If you want just a starting point, try scrapy a screen-scraping library for python. I would recommend that you use the requests library for making requests. It's by far the simplest option (with no loss of power).
Also, don't try to parse html or xml with a regex. Just don't. Use one of the fine libraries available (beautifulsoup or lxml, or lxml with a beautifulsoup backend are the most popular, but there are others).

Code for web crawling with Python 2.7.3 in mac terminal?

I am a social scientist and a complete newbie/noob when it comes to coding. I have searched through the other questions/tutorials but am unable to get the gist of how to crawl a news website targeting the comments section specifically. Ideally, I'd like to tell python to crawl a number of pages and return all the comments as a .txt file. I've tried
from bs4 import BeautifulSoup
import urllib2
url="http://www.xxxxxx.com"
and that's as far as I can go before I get an error message saying bs4 is not a module. I'd appreciate any kind of help on this, and please, if you decide to respond, DUMB IT DOWN for me!

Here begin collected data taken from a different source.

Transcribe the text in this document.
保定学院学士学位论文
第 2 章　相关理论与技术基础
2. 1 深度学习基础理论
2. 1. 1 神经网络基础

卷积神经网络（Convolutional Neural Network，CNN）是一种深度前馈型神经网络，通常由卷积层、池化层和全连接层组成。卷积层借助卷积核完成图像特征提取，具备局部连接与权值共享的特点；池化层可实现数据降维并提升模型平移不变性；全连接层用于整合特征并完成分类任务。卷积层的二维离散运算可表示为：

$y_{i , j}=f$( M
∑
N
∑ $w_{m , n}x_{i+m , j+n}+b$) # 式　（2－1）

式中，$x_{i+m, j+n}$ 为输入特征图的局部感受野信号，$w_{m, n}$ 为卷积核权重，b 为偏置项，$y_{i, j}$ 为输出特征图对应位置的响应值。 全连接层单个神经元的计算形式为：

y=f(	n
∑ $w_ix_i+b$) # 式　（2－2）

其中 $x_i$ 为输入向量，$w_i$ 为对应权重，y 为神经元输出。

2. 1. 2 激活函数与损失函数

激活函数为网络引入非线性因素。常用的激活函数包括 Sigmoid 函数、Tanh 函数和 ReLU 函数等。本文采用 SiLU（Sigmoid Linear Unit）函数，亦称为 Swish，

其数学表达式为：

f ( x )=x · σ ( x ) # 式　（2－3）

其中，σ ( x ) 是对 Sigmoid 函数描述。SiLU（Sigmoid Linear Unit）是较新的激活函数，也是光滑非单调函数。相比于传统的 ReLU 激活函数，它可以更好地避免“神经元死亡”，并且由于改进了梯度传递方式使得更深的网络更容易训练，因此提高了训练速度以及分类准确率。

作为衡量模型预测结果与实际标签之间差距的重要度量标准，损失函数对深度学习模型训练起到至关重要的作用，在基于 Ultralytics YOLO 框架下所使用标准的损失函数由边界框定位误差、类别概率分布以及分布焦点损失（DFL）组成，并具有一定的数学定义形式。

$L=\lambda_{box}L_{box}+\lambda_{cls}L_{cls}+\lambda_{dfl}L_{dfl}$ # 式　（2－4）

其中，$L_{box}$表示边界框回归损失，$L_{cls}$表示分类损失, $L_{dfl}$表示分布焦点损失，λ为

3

I can run wget on terminal and get all kinds of text from websites which is awesome IF I could actually figure out how to save the individual output html files into one big .txt file. I will take a response to either question.
Try Scrapy. It is a fast high-level screen scraping and web crawling framework, used to crawl websites and extract structured data from their pages. It can be used for a wide range of purposes, from data mining to monitoring and automated testing.
You will most likely encounter this as you go, but in some cases, if the site is employing 3rd party services for comments, like Disqus, you will find that you will not be able to pull the comments down in this manner. Just a heads up.
I've gone down this route before and have had to tailor the script to a particular site's layout/design/etc.
I've found libcurl to be extremely handy, if you don't mind doing the post-processing using Python's string handler functions.
If you don't need to implement it purely in Python, you can make use of wget's recursive mirroring option to handle the content pull, then write your python code to parse the downloaded files.
I'll add my two cents here as well.
The first things to check are that you installed beautiful soup, and that it lives somewhere that it can be found. There's all kinds of things that can go wrong here.
My experience is similar to yours: I work at a web startup, and we have a bunch of users who register, but give us no information about their job (which is actually important for us). So my idea was to scrape the homepage and the "About us" page from the domain in their email address, and try to put a learning algorithm around the data that I captured to predict their job. The results for each domain are stored as a text file.
Unfortunately (for you...sorry), the code I ended up with was a bit complicated. The problem is that you'll end up getting a lot of garbage when you do the scraping, and you'll have to filter it out. You'll also end up with encoding issues, and (assuming you want to do some learning here) you'll have to get rid of low-value words. The total code is about 1000 lines, and I'll post some important pieces that may help you out here, if you're interested.